Being mobile also meant that I could not transport the normal collection of antiques that I sold in my store. This led me to the ephemera area.
Ephemera is defined as any transitory written or printed matter not meant to be retained or preserved. The word derives from the Greek, meaning things lasting no more than a day. Some collectible ephemera are advertising trade cards, airsickness bags, bookmarks, catalogues, greeting cards, letters, pamphlets, postcards, posters, prospectuses, defunct stock certificates or tickets, and magazines.
Some items not mentioned above that are most attractive to me are: antique maps, vintage documents, prints & engravings, and indentures.

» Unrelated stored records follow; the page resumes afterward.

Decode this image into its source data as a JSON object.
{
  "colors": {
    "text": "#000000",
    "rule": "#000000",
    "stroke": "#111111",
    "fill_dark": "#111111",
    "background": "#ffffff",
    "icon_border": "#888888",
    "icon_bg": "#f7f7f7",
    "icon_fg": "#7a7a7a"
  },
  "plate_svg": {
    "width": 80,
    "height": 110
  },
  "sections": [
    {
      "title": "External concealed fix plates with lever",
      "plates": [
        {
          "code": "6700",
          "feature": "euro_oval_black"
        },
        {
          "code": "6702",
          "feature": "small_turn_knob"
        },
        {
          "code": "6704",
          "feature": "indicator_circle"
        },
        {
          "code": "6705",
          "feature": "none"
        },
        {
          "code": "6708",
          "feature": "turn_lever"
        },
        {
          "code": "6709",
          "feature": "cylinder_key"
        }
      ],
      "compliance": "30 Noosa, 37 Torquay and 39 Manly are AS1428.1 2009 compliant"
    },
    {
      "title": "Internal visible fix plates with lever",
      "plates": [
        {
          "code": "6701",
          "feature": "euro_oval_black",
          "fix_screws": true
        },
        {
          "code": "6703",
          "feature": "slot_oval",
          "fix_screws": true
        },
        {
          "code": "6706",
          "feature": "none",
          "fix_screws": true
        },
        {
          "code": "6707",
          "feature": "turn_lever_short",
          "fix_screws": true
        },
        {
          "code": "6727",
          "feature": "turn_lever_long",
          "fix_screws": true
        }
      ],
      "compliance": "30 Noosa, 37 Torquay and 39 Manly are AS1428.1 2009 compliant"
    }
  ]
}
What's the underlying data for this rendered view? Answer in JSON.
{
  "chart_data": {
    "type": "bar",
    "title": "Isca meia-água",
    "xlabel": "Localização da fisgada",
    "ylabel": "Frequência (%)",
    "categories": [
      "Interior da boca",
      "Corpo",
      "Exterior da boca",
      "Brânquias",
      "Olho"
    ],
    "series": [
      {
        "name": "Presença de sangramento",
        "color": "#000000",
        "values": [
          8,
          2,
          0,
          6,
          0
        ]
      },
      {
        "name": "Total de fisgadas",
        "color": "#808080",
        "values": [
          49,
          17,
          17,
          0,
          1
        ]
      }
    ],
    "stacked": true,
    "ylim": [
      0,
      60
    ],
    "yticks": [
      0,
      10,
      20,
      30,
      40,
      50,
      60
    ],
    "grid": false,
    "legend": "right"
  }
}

People always ask me, " Where do you get your material"? I have found that auctions are the best source for all kinds of ephemera. While buying at auctions is worthwhile, selling there is normally not profitable.
Another aspect of collecting ephemera that really appeals to me is the educational spillover. I have learned so much from the research that is required to determine the provenance of a particular item. It is really an education being in the ephemera area.
Since I am a newcomer in this area, I rely heavily of my fellow antique dealers for advice and guidance. All my colleagues are more than willing to give me the benefit of their knowledge.
I am happy to say that I am now an indoor stand holder at Renninger's in Adamstown and I enjoy every minute of it.